Thursday, April 29, 2010

Specific Crisis Indicators

Organizational size is a broad indicator.

There are other indicators more specific to a particular time and organizational or policy space.

Prior to the most recent liquidity crisis, the subprime rate fell below the prime rate, for example. The rate inversion was a very clear signal of crisis within the specific time and organizational space.

The space in which capital was organized for application was both consolidating and unregulated. Combined with the timing of the rate inversion, it was easy to see a big crisis of liquidity coming. For the policy makers and analysts in control, however, the inversion was being considered a positive signal, inferring confirmation of the tax-cut hypothesis. Inferring a negative signal did not fit the hypothetical effect in time and organizational/policy space.

Financing the Bush tax cuts with a surplus of Chinese dollars was a neo-conservative policy product that did not fit America at the time given the organizational/policy space. America was primed for strong economic growth.

A budget surplus and a strong dollar, however, resists China's growth and support for the price of commodities which were key to precipitating The Great Recession and development of a financially interdependant global economy that is too big to fail.

Instead of achieving a high rate of growth, the Bush tax cuts achieved an economic contraction of monumental proportion.
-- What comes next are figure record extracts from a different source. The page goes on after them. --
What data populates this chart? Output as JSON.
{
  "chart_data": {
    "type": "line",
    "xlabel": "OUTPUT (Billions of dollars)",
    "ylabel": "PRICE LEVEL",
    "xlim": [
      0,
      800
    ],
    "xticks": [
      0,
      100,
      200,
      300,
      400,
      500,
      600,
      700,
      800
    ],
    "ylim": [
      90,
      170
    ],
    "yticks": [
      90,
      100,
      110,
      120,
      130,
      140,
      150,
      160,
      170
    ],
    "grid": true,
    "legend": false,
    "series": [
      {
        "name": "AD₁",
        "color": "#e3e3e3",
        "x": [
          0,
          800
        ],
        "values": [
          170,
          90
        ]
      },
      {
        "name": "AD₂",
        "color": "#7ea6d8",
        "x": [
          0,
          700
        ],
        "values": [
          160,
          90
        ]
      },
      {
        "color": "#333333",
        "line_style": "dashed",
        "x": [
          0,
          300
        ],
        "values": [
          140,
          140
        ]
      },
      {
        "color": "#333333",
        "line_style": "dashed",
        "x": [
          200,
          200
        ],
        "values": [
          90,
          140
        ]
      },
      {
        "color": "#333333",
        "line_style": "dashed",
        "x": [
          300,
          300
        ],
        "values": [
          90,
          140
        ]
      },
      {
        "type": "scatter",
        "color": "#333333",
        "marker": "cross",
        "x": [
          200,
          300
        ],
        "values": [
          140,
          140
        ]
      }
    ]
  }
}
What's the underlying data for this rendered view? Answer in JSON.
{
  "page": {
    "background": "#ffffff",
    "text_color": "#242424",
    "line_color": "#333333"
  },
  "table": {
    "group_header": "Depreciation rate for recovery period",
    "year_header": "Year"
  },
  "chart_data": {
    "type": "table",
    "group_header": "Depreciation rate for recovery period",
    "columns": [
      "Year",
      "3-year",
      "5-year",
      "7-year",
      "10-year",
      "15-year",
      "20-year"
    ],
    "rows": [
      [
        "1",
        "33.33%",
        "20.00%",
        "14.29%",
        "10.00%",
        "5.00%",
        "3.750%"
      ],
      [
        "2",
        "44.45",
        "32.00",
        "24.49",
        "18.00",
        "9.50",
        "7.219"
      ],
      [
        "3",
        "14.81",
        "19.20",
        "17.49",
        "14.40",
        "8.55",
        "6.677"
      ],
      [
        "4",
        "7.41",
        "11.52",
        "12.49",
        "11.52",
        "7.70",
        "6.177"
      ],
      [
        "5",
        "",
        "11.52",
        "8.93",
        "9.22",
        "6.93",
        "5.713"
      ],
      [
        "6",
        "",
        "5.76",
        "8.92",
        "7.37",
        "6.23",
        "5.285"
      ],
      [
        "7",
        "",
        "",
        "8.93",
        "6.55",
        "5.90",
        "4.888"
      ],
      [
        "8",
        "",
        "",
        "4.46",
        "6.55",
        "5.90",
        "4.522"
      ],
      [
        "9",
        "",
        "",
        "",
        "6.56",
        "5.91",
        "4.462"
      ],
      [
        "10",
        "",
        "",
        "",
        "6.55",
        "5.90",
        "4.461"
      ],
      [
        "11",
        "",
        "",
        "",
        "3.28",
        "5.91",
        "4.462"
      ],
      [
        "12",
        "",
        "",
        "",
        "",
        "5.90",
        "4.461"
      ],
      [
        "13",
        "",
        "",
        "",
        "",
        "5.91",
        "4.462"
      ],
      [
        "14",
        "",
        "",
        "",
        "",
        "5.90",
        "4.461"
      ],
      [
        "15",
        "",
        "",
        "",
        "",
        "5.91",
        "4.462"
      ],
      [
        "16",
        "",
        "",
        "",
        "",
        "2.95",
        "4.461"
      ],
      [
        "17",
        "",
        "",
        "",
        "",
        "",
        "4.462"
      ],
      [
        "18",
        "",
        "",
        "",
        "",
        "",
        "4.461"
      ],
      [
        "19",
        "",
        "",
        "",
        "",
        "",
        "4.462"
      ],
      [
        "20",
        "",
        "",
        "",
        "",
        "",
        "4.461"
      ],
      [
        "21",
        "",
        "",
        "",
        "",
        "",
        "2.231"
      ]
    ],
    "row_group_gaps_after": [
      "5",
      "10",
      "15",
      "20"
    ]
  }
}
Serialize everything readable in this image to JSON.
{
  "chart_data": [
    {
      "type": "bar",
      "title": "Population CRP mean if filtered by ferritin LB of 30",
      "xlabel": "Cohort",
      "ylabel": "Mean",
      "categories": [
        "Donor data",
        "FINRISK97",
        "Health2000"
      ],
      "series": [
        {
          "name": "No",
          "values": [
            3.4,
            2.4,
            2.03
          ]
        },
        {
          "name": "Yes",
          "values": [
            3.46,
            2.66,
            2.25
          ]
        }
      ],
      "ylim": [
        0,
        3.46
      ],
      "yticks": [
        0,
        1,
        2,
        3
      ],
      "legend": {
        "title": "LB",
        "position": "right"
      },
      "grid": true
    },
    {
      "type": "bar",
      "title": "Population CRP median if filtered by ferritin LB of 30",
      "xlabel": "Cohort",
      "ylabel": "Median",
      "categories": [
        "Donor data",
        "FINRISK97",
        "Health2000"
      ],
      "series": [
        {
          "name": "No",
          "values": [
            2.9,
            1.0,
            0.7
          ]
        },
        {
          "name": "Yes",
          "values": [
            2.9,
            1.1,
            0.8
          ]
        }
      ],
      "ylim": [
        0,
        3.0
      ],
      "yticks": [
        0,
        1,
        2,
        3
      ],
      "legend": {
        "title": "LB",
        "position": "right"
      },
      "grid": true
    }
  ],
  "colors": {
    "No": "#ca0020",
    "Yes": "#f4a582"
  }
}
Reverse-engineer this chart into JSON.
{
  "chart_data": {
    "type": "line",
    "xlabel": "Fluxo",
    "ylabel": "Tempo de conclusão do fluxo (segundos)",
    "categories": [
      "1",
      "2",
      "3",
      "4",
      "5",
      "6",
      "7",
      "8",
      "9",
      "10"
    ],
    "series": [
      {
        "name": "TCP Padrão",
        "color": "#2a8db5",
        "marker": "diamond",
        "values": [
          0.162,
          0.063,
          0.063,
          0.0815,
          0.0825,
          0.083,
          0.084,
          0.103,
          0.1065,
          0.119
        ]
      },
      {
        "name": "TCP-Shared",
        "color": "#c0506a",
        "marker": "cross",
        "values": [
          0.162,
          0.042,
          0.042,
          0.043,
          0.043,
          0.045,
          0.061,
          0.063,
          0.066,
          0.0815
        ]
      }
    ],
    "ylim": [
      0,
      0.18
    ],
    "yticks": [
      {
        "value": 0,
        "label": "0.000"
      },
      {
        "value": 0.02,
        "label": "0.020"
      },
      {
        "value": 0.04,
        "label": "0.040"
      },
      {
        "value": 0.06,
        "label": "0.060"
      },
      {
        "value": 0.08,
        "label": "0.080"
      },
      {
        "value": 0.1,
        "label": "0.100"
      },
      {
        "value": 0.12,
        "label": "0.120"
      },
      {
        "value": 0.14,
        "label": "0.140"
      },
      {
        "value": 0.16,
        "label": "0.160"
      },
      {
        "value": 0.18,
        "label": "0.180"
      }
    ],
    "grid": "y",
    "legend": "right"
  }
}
Consolidated corporates can now consolidate even more, gaining even more command and control over capital investment. The cyclical consolidation is a specific signal in the space of capital investment. The Chinese economy is not threatended by the possibility of a more pluralistic American economy that includes increased manufacturing jobs.

The best-and-brightest Ivy League elite were, and still are, in control of this policy space, not the American people--a highly specific indicator of crisis in political-economic time and policy space.

At the time of the Bush administration, Alan Greenspan, Chairman of the Federal Reserve, considered the budget surpluses to be too high. The policy space was then fashioned to fit what, at that time, was touted to be a mandate for neo-conservative economic policy and programs. It was a very specific indicator of crisis.

Keep in mind that the Chinese dollar surplus was the direct result of an economy-of-scale model of efficiency. Specifically, the Wal-Mart model combined with consolidation and deregulation of the financial sector. The net effect has been to drive commodity prices up (exporting our raw materials) and labor costs down (importing finished products), organizing a "global economy." The result is a high margin of profit and capital formation without growth.

The time, however, is now for a distribution on that accumulation that benefits the American people. It is an undubious benefit that goes well beyond "always the lowest prices" that supports the lowest possible wages and the highest Wall Street salaries.

Presently, as we move forward with a very clearly disconfirmed neo-conservative economic hypothesis, having been very clearly and specifically indicated with a massive liquidity crisis and unemployment, consideration of financial reform occupies the organizational/policy space toward full liquidity and full employment, not just a means of keeping Wall Street safely rich without economic growth.